Las recientes cifras del avance del COVID-19 en el país son simplemente pavorosas. Abril ha sido hasta ahora el mes que con mayor índice de fallecidos se ha iniciado y ayer se registró el número más alto de decesos desde iniciada la pandemia. De acuerdo con el “Financial Times”, por otra parte, ocupamos el primer lugar en el mundo en lo que a “exceso de muertes” por millón de habitantes se refiere, al estar por encima de las 4.000.
Esto, por supuesto, alarma pero no sorprende, porque el resultado de las descaminadas estrategias para combatir la pandemia ensayadas desde el Gobierno durante el último año –mayormente bajo la administración vizcarrista, pero también bajo la administración actual– no podía ser otro. Más que estrategias, en realidad, lo que hemos tenido es una suma de despropósitos que nos ha conducido al fatídico trance en el que nos encontramos.
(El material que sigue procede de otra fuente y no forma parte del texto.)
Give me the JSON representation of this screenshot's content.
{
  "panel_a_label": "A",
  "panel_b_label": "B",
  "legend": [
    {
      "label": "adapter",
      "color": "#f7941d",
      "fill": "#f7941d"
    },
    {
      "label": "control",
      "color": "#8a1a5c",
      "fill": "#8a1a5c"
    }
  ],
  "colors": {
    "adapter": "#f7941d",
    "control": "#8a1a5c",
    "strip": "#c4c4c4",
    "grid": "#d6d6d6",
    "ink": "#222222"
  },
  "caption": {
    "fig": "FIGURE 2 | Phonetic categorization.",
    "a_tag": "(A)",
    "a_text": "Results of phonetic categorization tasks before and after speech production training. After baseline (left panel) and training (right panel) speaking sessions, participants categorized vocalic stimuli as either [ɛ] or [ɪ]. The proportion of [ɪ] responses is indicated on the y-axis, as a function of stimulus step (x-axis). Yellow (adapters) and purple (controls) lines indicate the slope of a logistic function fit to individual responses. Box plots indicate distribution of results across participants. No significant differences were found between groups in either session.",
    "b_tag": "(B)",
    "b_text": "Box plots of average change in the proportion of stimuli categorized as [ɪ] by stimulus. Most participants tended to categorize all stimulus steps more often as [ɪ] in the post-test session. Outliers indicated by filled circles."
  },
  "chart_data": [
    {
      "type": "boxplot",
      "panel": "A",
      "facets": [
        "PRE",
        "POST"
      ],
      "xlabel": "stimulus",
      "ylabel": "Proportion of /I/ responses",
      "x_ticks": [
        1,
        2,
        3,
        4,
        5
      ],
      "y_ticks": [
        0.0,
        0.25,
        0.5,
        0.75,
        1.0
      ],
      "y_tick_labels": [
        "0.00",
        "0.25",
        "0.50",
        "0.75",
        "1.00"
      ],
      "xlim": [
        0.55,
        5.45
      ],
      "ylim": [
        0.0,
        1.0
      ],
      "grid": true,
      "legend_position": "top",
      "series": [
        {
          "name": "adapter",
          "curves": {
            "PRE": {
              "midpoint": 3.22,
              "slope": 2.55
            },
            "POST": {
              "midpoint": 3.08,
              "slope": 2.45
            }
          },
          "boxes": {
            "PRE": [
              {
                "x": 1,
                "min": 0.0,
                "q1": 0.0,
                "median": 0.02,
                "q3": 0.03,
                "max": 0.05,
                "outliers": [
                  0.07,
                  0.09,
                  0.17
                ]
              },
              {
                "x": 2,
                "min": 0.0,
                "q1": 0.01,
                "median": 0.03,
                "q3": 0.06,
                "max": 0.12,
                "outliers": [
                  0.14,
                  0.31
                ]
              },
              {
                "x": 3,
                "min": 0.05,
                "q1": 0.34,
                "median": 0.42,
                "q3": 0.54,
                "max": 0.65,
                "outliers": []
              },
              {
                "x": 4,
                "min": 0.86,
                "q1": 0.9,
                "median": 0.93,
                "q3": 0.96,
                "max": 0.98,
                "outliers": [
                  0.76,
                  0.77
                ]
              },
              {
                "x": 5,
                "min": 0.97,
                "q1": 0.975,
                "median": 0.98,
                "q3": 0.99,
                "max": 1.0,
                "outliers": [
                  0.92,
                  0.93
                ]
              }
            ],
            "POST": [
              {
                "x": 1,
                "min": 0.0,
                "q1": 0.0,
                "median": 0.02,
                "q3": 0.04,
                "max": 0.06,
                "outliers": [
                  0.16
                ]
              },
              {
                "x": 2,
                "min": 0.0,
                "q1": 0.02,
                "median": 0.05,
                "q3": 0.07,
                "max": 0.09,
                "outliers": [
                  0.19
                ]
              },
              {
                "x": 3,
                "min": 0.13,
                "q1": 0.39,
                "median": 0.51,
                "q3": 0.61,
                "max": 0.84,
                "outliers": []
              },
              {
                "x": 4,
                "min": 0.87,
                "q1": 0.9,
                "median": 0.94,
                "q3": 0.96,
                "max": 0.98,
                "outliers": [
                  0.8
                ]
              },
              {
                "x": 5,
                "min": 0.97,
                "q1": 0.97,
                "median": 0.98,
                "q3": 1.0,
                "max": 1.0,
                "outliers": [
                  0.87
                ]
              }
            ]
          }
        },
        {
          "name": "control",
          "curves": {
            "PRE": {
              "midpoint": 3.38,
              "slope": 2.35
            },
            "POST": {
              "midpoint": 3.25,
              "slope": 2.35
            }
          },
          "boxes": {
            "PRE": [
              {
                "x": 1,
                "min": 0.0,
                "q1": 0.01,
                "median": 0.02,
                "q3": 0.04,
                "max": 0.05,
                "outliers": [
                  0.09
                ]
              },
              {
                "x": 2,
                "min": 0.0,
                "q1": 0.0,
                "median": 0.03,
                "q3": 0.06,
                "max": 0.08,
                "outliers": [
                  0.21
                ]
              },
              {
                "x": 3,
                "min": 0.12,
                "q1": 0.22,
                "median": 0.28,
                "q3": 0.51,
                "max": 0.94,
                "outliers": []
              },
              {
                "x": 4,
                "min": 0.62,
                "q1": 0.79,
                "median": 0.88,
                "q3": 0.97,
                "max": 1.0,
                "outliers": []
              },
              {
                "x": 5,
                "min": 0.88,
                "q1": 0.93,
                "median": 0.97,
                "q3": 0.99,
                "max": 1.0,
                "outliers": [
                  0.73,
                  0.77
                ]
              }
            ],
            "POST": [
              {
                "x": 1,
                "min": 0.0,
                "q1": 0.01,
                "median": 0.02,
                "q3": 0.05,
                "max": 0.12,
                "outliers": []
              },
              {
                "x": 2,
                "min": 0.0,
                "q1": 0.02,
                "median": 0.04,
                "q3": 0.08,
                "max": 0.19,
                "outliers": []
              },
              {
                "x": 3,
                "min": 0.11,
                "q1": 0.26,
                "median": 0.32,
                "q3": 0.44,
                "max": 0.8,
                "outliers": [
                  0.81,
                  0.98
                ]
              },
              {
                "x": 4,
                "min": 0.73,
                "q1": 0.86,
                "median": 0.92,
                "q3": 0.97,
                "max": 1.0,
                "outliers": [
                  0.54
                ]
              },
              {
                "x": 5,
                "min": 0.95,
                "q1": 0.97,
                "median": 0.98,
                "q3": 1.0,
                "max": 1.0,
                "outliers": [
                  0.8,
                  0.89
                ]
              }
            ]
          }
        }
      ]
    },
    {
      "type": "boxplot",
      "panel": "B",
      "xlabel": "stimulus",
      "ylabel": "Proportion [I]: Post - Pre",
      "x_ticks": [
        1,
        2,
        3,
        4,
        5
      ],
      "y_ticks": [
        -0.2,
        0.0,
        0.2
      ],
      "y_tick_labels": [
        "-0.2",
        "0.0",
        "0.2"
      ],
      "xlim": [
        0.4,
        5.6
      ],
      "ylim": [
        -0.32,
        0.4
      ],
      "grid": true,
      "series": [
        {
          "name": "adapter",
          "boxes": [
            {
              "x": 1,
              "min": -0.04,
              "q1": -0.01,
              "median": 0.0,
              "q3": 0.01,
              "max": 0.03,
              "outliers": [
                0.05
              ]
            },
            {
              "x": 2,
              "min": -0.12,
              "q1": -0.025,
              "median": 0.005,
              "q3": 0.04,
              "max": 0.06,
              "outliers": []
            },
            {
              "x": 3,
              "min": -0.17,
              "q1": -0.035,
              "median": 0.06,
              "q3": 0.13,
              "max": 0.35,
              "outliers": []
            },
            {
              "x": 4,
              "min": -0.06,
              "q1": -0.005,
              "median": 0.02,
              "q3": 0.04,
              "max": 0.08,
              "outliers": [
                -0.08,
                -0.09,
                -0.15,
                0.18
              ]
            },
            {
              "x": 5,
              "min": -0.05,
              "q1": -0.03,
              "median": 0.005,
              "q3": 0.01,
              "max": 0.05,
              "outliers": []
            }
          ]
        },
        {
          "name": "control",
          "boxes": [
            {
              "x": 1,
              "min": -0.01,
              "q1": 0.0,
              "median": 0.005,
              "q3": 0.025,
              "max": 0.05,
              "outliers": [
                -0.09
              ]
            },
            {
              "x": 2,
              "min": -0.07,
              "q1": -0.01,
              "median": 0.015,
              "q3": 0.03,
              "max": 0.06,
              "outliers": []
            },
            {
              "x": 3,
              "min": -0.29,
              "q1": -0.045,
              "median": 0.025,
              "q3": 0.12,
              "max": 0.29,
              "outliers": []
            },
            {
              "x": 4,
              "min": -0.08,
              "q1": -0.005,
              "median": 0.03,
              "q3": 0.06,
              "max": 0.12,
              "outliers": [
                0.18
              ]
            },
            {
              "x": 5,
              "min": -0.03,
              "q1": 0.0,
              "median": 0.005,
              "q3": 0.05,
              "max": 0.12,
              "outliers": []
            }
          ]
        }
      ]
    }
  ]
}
El primer problema fue, desde luego, el haber concebido la cuarentena como una solución en sí misma y no como el intervalo de tiempo que se necesitaba para adoptar las auténticas medidas que contribuirían a la contención del virus. Como se recuerda, se privilegiaron las pruebas rápidas sobre las moleculares o las de antígeno, a pesar de que detectaban la infección muy tarde como para aislar a la persona contagiada de manera oportuna y evitar que siguiese contagiando. Combinada con la falta de seguimiento a los infectados (cuando los números todavía hacían esa operación posible), esa decisión nos puso inexorablemente en el despeñadero. Pero, por increíble que parezca, se cometieron aún más desatinos. Nos referimos, por ejemplo, a la incapacidad de reaccionar frente a lo que sucedía –y sucede todavía– en los paraderos del transporte público o los mercados de abasto, o a la inaceptable indolencia del Ejecutivo ante las donaciones de oxígeno del sector privado, mientras la gente moría precisamente porque carecía de él. Se prefirió adoptar poses políticas que, como la aparatosa amenaza de intervención a las clínicas privadas, podían reportar popularidad en las encuestas pero no servían para mejorar la situación un ápice.
Ni qué decir del vulgar engaño sobre la adquisición de lotes de vacunas, la nula previsión ante la inevitable llegada de una segunda ola (esto último, particularmente grave en lo que concierne a los fracasos en la construcción de plantas de oxígeno) y, como cereza de este penoso pastel, el repulsivo episodio del ‘Vacunagate’ que tuvo por principal protagonista al ahora vacado presidente Vizcarra. Todo ello le daba forma a un enorme monstruo que entonces no veíamos, pero cuya cola ahora apreciamos con nitidez.
El cambio de administración, lamentablemente, no mejoró mucho las cosas. No solo porque algunos de los miembros más conspicuos del remozado equipo de gobierno –la canciller Astete, la ministra Mazzetti y varios viceministros y funcionarios– se colaron también en la danza de la vacunación irregular, sino porque la información que se dispensó a la ciudadanía sobre las cantidades de lotes de vacunas que estaban por llegar y las fechas en que eso se produciría se manejó con una ligereza que obligó a enmendaduras constantes; y, sobre todo, porque la velocidad y el rigor del proceso de inmunización vienen dibujando a un Estado incapaz de lidiar con una tarea que por el momento es modesta, pero que eventualmente (cuando los contingentes realmente importantes de vacunas lleguen) se convertirá en un reto abrumador.
Consciente de estos problemas, el Ejecutivo acaba de anunciar un cambio de estrategia en lo que toca exclusivamente a la inmunización. A la luz de lo visto hasta aquí, sin embargo, es legítimo dudar de la materialización del anuncio.
De cualquier forma, exagerar acerca de la urgencia de un cambio de estrategia en esta materia es imposible. Y esperar a la instalación del próximo gobierno para que ese cambio se produzca, impracticable. Necesitamos que a la cola del lagarto la suceda ya la cabeza del ave fénix.